This is my Goodreads review of the book, “The Dice Game of Shiva: How Consciousness Creates the Universe.”

The Dice Game of Shiva: How Consciousness Creates the Universe by Richard Smoley

My rating: 4 of 5 stars

In this book, you’ll delve into the conversation of consciousness and the Self. If this is your first time looking at consciousness from a philosophical or spiritual perspective, you’ll likely get a lot out of it.

Smoley begins with the story of Shiva and Parvati. While their tale remains the primary metaphor, he quickly expands his comparison to other religions and ideologies. He is a philosopher foremost, and that bleeds into his ideas.
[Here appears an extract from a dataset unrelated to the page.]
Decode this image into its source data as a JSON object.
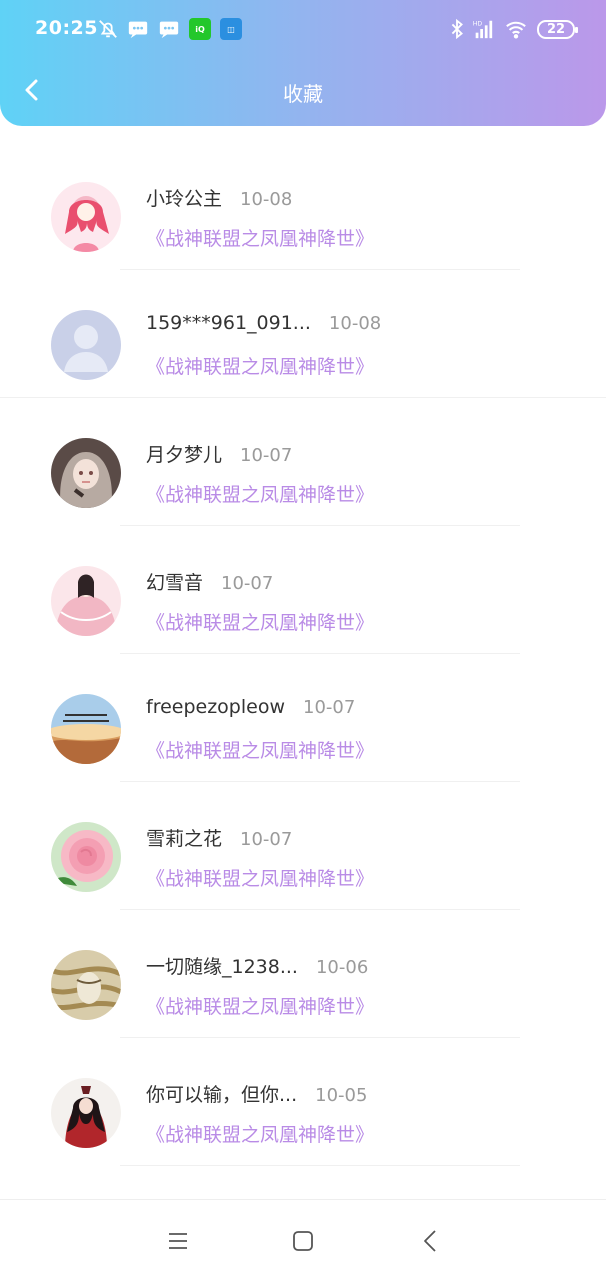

In a way, it might be the best way to introduce these ideas to the uninformed. He isn’t trying to convert you to anything. Instead, he is attempting to begin the conversation.

That being said, there is something for everyone to disagree on if you are looking for absolute truth. Smoley doesn’t want to tell you what to believe or dissuade you from your chosen faith. He does want you to be willing to see it differently, to question your daily experience. If you’re reading this book to find answers, you will be disappointed. If, however, you’re reading to learn or gain a new perspective, this book might resonate with you.

I highly recommend this book for anyone who wants to begin learning about the subject of consciousness from a philosophical standpoint and doesn’t know where to start. Smoley easily puts everything into layman’s terms and breaks down the different arguments, comparing and contrasting them to familiar ideologies. If you are only beginning your philosophical study of the Self, this is a great place for you to start.